Shifting Artistic Representation of the US’s First Transcontinental Railroad
“The past may be the past, but history is the stories we tell about the past. Rather, it’s not what happened, but how we understand what happened. And it’s always open to reinterpretation.”
By Krista Thomas, Cal Performances’ Associate Director of Communications
On November 17, 2023, Silkroad Ensemble and Rhiannon Giddens bring their groundbreaking new-music project American Railroad to Zellerbach Hall. Conceived as an artistic means of illuminating the contributions of under-recognized voices in the creation of the US’s first transcontinental railroad, the production weaves together elements of African American, Chinese, Irish, Japanese, Indigenous, and other communities’ cultures and music. This performance also provides a unique lens for understanding Cal Performances’ 2023–24 Illuminations series, “Individual & Community.”
A primary advantage of hosting such meaningful performances at Cal Performances is the organization’s university context, which carries the potential to enrich our understanding of what we see on stage. Amidst the vast array of talented researchers, lecturers, and thinkers at UC Berkeley, the university is fortunate to employ one of the nation’s preeminent railroad scholars, Dr. Alexander Benjamin Craghead. A professor in the American Studies program, Craghead’s research centers on the intersection of technology, representation, and landscape, particularly as depicted with photography. Like Silkroad Ensemble and Giddens, he is working to uncover a history that has traditionally ignored some crucial voices.

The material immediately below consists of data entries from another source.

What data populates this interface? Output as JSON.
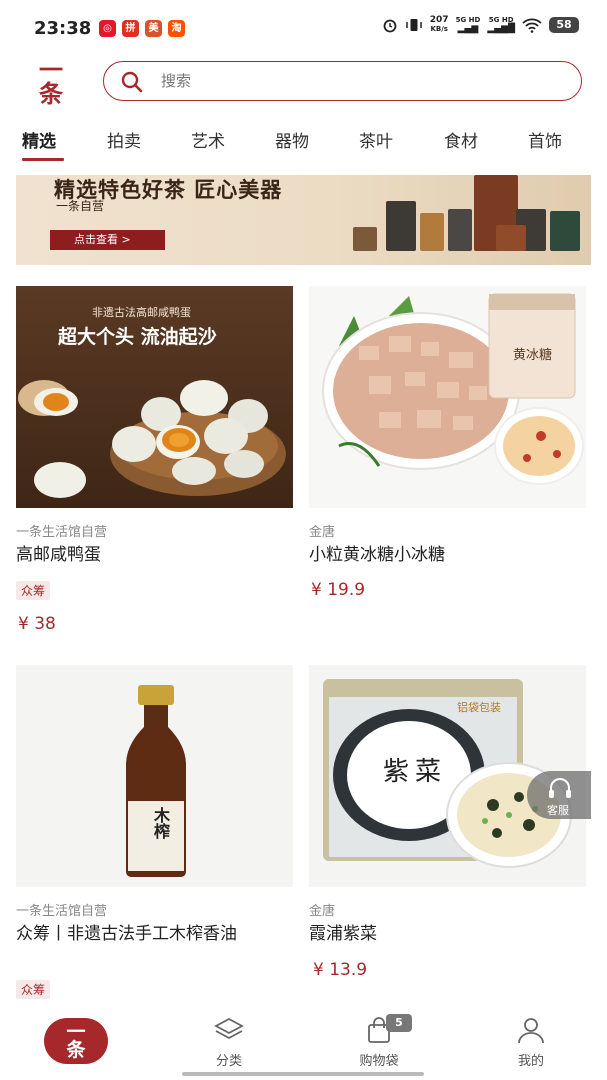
{
  "status_bar": {
    "time": "23:38",
    "app_icons": [
      "weibo",
      "pinduoduo",
      "meituan",
      "taobao"
    ],
    "network_speed": "207",
    "speed_unit": "KB/s",
    "sim1": "5G HD",
    "sim2": "5G HD",
    "battery": "58"
  },
  "header": {
    "logo": "一\n条",
    "search_placeholder": "搜索"
  },
  "tabs": [
    "精选",
    "拍卖",
    "艺术",
    "器物",
    "茶叶",
    "食材",
    "首饰"
  ],
  "active_tab": 0,
  "banner": {
    "title": "精选特色好茶 匠心美器",
    "subtitle": "一条自营",
    "button": "点击查看 >"
  },
  "products": [
    {
      "brand": "一条生活馆自营",
      "name": "高邮咸鸭蛋",
      "tag": "众筹",
      "price": "¥ 38",
      "img_title": "非遗古法高邮咸鸭蛋",
      "img_slogan": "超大个头 流油起沙"
    },
    {
      "brand": "金唐",
      "name": "小粒黄冰糖小冰糖",
      "tag": "",
      "price": "¥ 19.9",
      "img_label": "黄冰糖"
    },
    {
      "brand": "一条生活馆自营",
      "name": "众筹丨非遗古法手工木榨香油",
      "tag": "众筹",
      "price": "",
      "img_label": "木榨"
    },
    {
      "brand": "金唐",
      "name": "霞浦紫菜",
      "tag": "",
      "price": "¥ 13.9",
      "img_label": "紫菜",
      "img_badge": "铝袋包装"
    }
  ],
  "floating": {
    "service_label": "客服"
  },
  "bottom_nav": {
    "home": "一\n条",
    "items": [
      {
        "label": "分类",
        "icon": "layers-icon"
      },
      {
        "label": "购物袋",
        "icon": "bag-icon",
        "badge": "5"
      },
      {
        "label": "我的",
        "icon": "person-icon"
      }
    ]
  },
  "colors": {
    "accent": "#a7282b"
  }
}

Photograph by Andrew J. Russell showing a portion of a distant Mormon community. Panoramic No 1, 219 Salt Lake Valley from Corinne, Brigham City in the Distance, c. 1869, Union Pacific Railroad, Oakland Museum of California, H69.459.2023.
When the transcontinental railroad was first being discussed in the 1840s and 1850s, a vast railroad network already existed in eastern and parts of the midwestern US; however, the western states—some of which were not even official states yet—lacked reliable overland transportation systems, which had the effect of isolating them from the rest of the US and, most notably, from political control. According to Craghead, the push to develop the transcontinental railroad was primarily motivated by US politicians’ desire to have those in the west be better incorporated into the nation. To encourage a faster build (and to increase the likelihood of successful completion, given that overcoming the landscaping and organizational challenges at this level would be a tremendous feat), the build was awarded in 1862 to two companies that would build toward each other from opposite ends of the track: the Central Pacific, which was based in California (moving eastward), and the Union Pacific, which was based in Nebraska (moving westward).
The demographic makeup of the labor forces was different for each company, and was heavily influenced by the company’s location and connections. The Union Pacific employed primarily Irish immigrants as well as African Americans who had been enslaved prior to the Civil War. The Central Pacific, on the other hand, depended heavily on Chinese nationals, many of whom were brought over by Chinese labor brokers with the intention of working and then returning home upon completion of the project. And though they didn’t typically directly contribute to railroad work, it would be negligent to leave out an acknowledgment of the many Native American peoples who were significantly impacted by the railroad, as laying tracks often followed either a negotiated or a forceful takeover of tribal lands.
Though the railroad represented a variety of things to those actively involved with the project, public messaging and perception have tended to follow a more simplistic narrative, ignoring the reality of those with less financial and political capital. “The past may be the past, but history is the stories we tell about the past. Rather, it’s not what happened, but how we understand what happened, and it’s always open to reinterpretation,” said Craghead.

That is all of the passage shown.